Ms Radhika Iyer-O'Sullivan was one such victim of poor service by MAS when she was seated next to a hostile passenger during a flight from Dubai to Kuala Lumpur.
The cabin crew were unfortunately nonplussed (and I'm being kind here) as to what course of action to take, in what I would personally regard as a reasonably simple situation.
Someone who writes in as 'Former MAS Frequent Flyer' agrees with me. In fact, his assessment of the situation was identical to mine.
MAS royally screwed up when they didn't immediately remove the hostile and aggressive passenger from his seat immediately upon the first signs of a temper tantrum.
They went on to exacerbate their mistake when they eventually moved the victim instead of the aggressor. And not to Business Class, which they claim was full on that flight.
Business Class was full?
That's something I wouldn't believe for even a second because on an international flight (say, Dubai to KL) I deduce that the aircraft would probably have been an Airbus A330 which has over 40 seats in Business Class.
Let's be conservative and assume it was the smaller variant, an Airbus A330-223 which has a seat configuration of 0 First Class, 42 Business Class and 187 Economy Class. Ref: 229 (-/42/187)
Frankly, I find it rather hard to believe that all 42 seats would have been taken, and you would too, if you only knew how much Business Class costs.
So they didn't relocate her to Business Class. Instead a flight attendant took her to "the kitchen", of all places!!
Now there are no kitchens on airplanes; what she was referring to is probably the galley.
That, ladies and gentlemen, is no place for a traumatised passenger. And neither is coke and water the solution for soothing frayed nerves.

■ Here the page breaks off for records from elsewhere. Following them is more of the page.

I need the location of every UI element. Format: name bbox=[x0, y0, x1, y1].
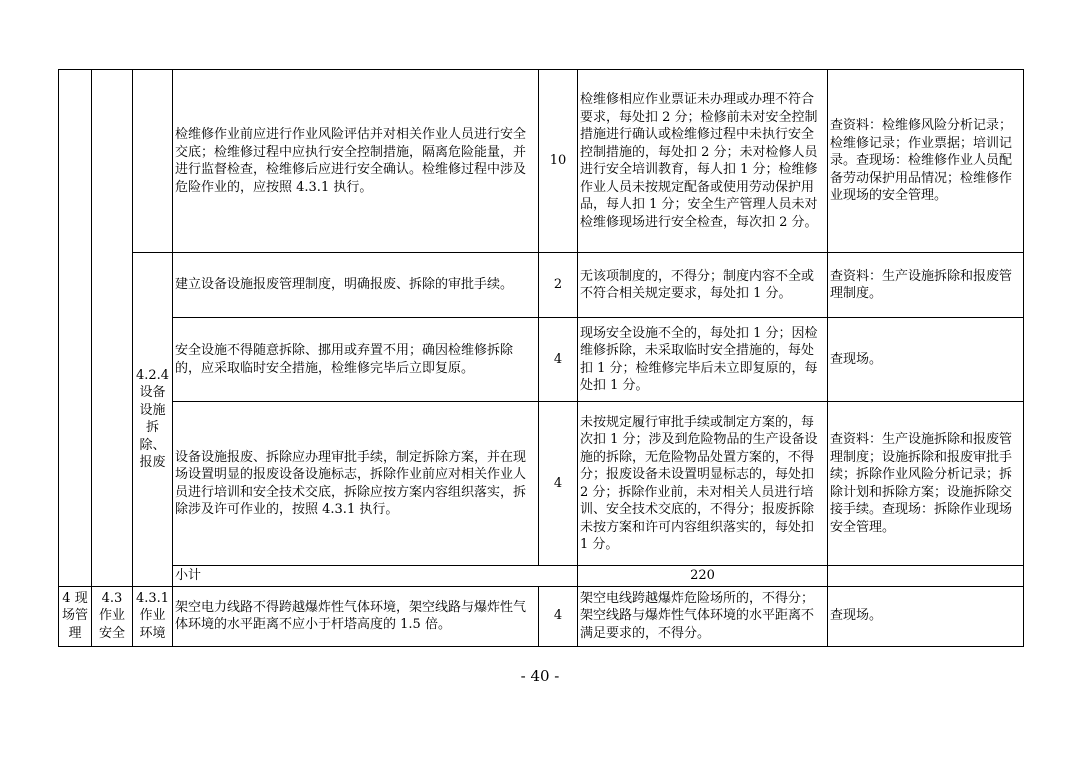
requirement-cell: 安全设施不得随意拆除、挪用或弃置不用；确因检维修拆除的，应采取临时安全措施，检维修完毕后立即复原。 bbox=[173, 318, 539, 402]
item-cell bbox=[133, 70, 173, 253]
table-row bbox=[59, 318, 1024, 402]
table-row bbox=[59, 402, 1024, 566]
score-cell: 2 bbox=[539, 253, 578, 318]
item-cell-4-2-4: 4.2.4 设备设施拆除、报废 bbox=[133, 253, 173, 587]
score-cell: 4 bbox=[539, 318, 578, 402]
category-cell: 4.3 作业安全 bbox=[92, 586, 133, 646]
scoring-cell: 架空电线跨越爆炸危险场所的，不得分；架空线路与爆炸性气体环境的水平距离不满足要求的，不得分。 bbox=[578, 586, 828, 646]
table-row bbox=[59, 586, 1024, 646]
method-cell: 查资料：检维修风险分析记录；检维修记录；作业票据；培训记录。查现场：检维修作业人员配备劳动保护用品情况；检维修作业现场的安全管理。 bbox=[828, 70, 1024, 253]
requirement-cell: 建立设备设施报废管理制度，明确报废、拆除的审批手续。 bbox=[173, 253, 539, 318]
scoring-cell: 现场安全设施不全的，每处扣 1 分；因检维修拆除，未采取临时安全措施的，每处扣 1 分；检维修完毕后未立即复原的，每处扣 1 分。 bbox=[578, 318, 828, 402]
score-cell: 4 bbox=[539, 402, 578, 566]
category-cell bbox=[92, 70, 133, 587]
method-cell: 查现场。 bbox=[828, 586, 1024, 646]
method-cell: 查资料：生产设施拆除和报废管理制度。 bbox=[828, 253, 1024, 318]
element-cell: 4 现场管理 bbox=[59, 586, 92, 646]
requirement-cell: 设备设施报废、拆除应办理审批手续，制定拆除方案，并在现场设置明显的报废设备设施标志，拆除作业前应对相关作业人员进行培训和安全技术交底，拆除应按方案内容组织落实，拆除涉及许可作业的，按照 4.3.1 执行。 bbox=[173, 402, 539, 566]
scoring-cell: 未按规定履行审批手续或制定方案的，每次扣 1 分；涉及到危险物品的生产设备设施的拆除，无危险物品处置方案的，不得分；报废设备未设置明显标志的，每处扣 2 分；拆除作业前，未对相关人员进行培训、安全技术交底的，不得分；报废拆除未按方案和许可内容组织落实的，每处扣 1 分。 bbox=[578, 402, 828, 566]
method-cell: 查资料：生产设施拆除和报废管理制度；设施拆除和报废审批手续；拆除作业风险分析记录；拆除计划和拆除方案；设施拆除交接手续。查现场：拆除作业现场安全管理。 bbox=[828, 402, 1024, 566]
subtotal-empty bbox=[828, 566, 1024, 587]
subtotal-score: 220 bbox=[578, 566, 828, 587]
score-cell: 10 bbox=[539, 70, 578, 253]
requirement-cell: 架空电力线路不得跨越爆炸性气体环境，架空线路与爆炸性气体环境的水平距离不应小于杆塔高度的 1.5 倍。 bbox=[173, 586, 539, 646]
subtotal-label: 小计 bbox=[173, 566, 578, 587]
page-number: - 40 - bbox=[520, 667, 560, 685]
score-cell: 4 bbox=[539, 586, 578, 646]
scoring-cell: 无该项制度的，不得分；制度内容不全或不符合相关规定要求，每处扣 1 分。 bbox=[578, 253, 828, 318]
scoring-cell: 检维修相应作业票证未办理或办理不符合要求，每处扣 2 分；检修前未对安全控制措施进行确认或检维修过程中未执行安全控制措施的，每处扣 2 分；未对检修人员进行安全培训教育，每人扣 1 分；检维修作业人员未按规定配备或使用劳动保护用品，每人扣 1 分；安全生产管理人员未对检维修现场进行安全检查，每次扣 2 分。 bbox=[578, 70, 828, 253]
standards-table bbox=[58, 69, 1024, 647]
subtotal-row bbox=[59, 566, 1024, 587]
method-cell: 查现场。 bbox=[828, 318, 1024, 402]
item-cell: 4.3.1 作业环境 bbox=[133, 586, 173, 646]
table-row bbox=[59, 70, 1024, 253]
table-row bbox=[59, 253, 1024, 318]
requirement-cell: 检维修作业前应进行作业风险评估并对相关作业人员进行安全交底；检维修过程中应执行安全控制措施，隔离危险能量，并进行监督检查，检维修后应进行安全确认。检维修过程中涉及危险作业的，应按照 4.3.1 执行。 bbox=[173, 70, 539, 253]
element-cell bbox=[59, 70, 92, 587]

I think this situation occured because the cabin crew were not adequately trained on what to do in situations like this. As the victim was non-confrontational, they insensitively opted to "resolve" the matter by the easiest way possible: sending her away.
I am surprised there was no sky marshall on board. Such a hostile passenger should have been handcuffed to his seat for the safety of ALL other passengers on board, not just Ms Iyer-O'Sullivan.
Evidently, MAS does not have much regard for its passenger safety. It should because it is, afterall, a national carrier and Malaysian reputation is at stake.
I checked its blog and found only a whinging response saying that the aggressive and hostile passenger was a Malaysian and describing how shocked the cabin crew were at his behaviour.
Read further and you will find even more disturbingly lame excuses.
Do you know what Malaysia Airlines offered as a service recovery? A miserable 25% discount off her return flight. At this point, I just had to send them a piece of my mind.
I am appalled to hear of such poor service by MAS. At no point in time should Ms Iyer-O'Sullivan have been removed instead of the hostile passenger. In fact, the situation should never have been allowed to escalate to such a point.
You obviously have poorly-trained staff with a severe lack of quick-thinking and problem-solving measures. I am even more disturbed to hear that the only measures being taken are a miserable apology and a 25% discount on the return flight ticket.
Do you seriously expect Ms Iyer-O'Sullivan to patronise MAS after such deplorable service? I have flown MAS a number of times for business purposes when I had no say in the booking of the ticket, but you can be assured that the next time I am booked on MAS, I will flatly refuse to travel on it.
I don't know if they will publish it as they do moderate their blog. Probably not, if they want to maintain the pleasant facade of a stream of satisfied customers.
But do you know what I really think Ms Iyer-O'Sullivan should do?
While I'm not a fan of legal action because so many lawsuits have reached the threshold of frivolity (especially in the USA), I personally believe she should sue their pants off for causing such trauma through their insensivity and incompetence.
Perhaps being relieved of a substantial amount of cash would spur them to provide better service to their customers in future.